Si certains états semblent prêts à endosser la proposition, ceux dont la fiscalité se situe à un seuil bien inférieur au taux minimum proposé de 21%, se montrent évidemment bien plus réticents. Une telle mesure serait en tout cas un spectaculaire renversement de tendance. Ces 20 dernières années (entre 2000 et 2020), le taux moyen de l’impôt sur les sociétés a baissé de 10% (d’environ 32% à 23%), parmi les pays membres de l’OCDE, marquant tout de même d’importantes disparités.

Faire miroiter la perspective d’importantes rentrées fiscales pourrait bien n’être qu’un miroir aux alouettes. Outre que bien des pays risquent de rester en-dehors d’un tel accord, les hausses attendues de recettes fiscales ne combleront pas à elles seules les déficits et les dettes accumulées. Nombre de petits pays ou d’économies émergentes, resteront probablement à l’écart d’une telle manne, au risque de perdre en recettes et activités vitales. Le relèvement de la fiscalité risque d’affecter principalement les entreprises les plus «captives» de leur géographie et les plus fragilisées par la pandémie.
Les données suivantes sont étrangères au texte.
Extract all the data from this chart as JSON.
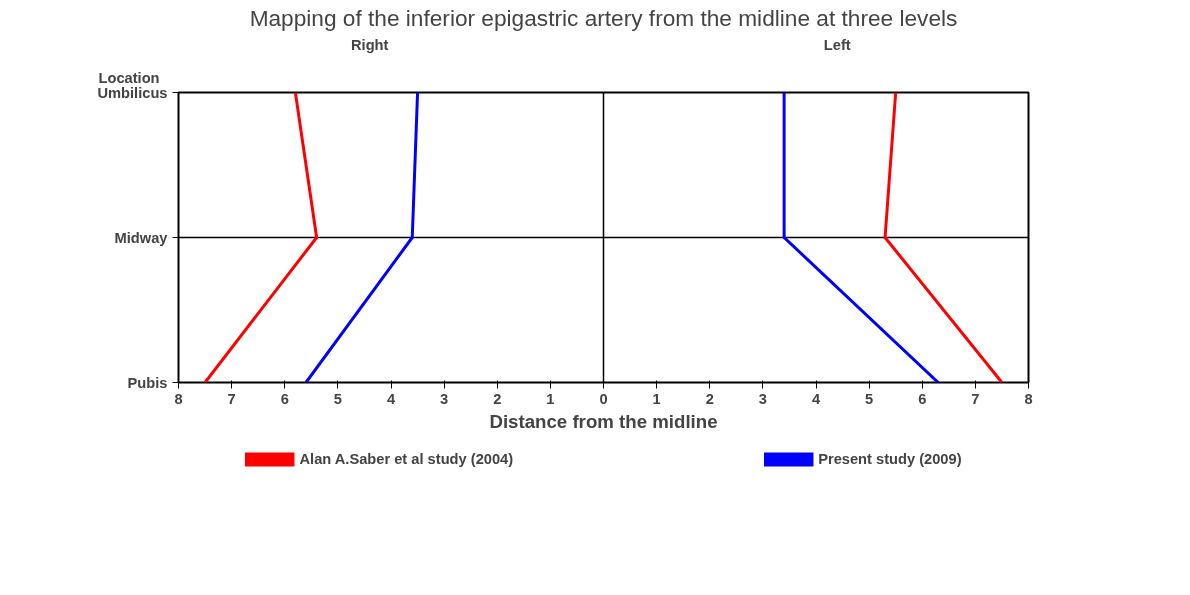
{
  "chart_data": {
    "type": "line",
    "orientation": "horizontal",
    "title": "Mapping of the inferior epigastric artery from the midline at three levels",
    "xlabel": "Distance from the midline",
    "ylabel": "Location",
    "categories": [
      "Umbilicus",
      "Midway",
      "Pubis"
    ],
    "xlim": [
      -8,
      8
    ],
    "xticks": [
      {
        "value": -8,
        "label": "8"
      },
      {
        "value": -7,
        "label": "7"
      },
      {
        "value": -6,
        "label": "6"
      },
      {
        "value": -5,
        "label": "5"
      },
      {
        "value": -4,
        "label": "4"
      },
      {
        "value": -3,
        "label": "3"
      },
      {
        "value": -2,
        "label": "2"
      },
      {
        "value": -1,
        "label": "1"
      },
      0,
      1,
      2,
      3,
      4,
      5,
      6,
      7,
      8
    ],
    "series": [
      {
        "name": "Alan A.Saber et al study (2004)",
        "color": "#ff0000",
        "values": [
          -5.8,
          -5.4,
          -7.5
        ]
      },
      {
        "color": "#ff0000",
        "values": [
          5.5,
          5.3,
          7.5
        ]
      },
      {
        "name": "Present study (2009)",
        "color": "#0000ff",
        "values": [
          -3.5,
          -3.6,
          -5.6
        ]
      },
      {
        "color": "#0000ff",
        "values": [
          3.4,
          3.4,
          6.3
        ]
      }
    ],
    "annotations": [
      "Right",
      "Left"
    ],
    "ref_lines": [
      {
        "axis": "x",
        "value": 0,
        "color": "#000000"
      }
    ],
    "grid": "y",
    "legend": "bottom"
  }
}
Enfin, les pays dont le taux d’imposition est encore bien supérieur au niveau minimum proposé, loin de bénéficier d’une flambée de leurs recettes, seraient même tentés – sinon forcés – de s’aligner sur le taux minimum.

Au bout du compte, il se pourrait que ces mesures rebattent les cartes de la compétition fiscale internationale plus qu’elles ne l’annulent, tout en ajoutant une brique aux facteurs de remontée générale des prix.

La mariée serait-elle trop belle?

 

 

1 Voir notre précédent article: «Quand le soufflé retombe» du 26 janvier 2021.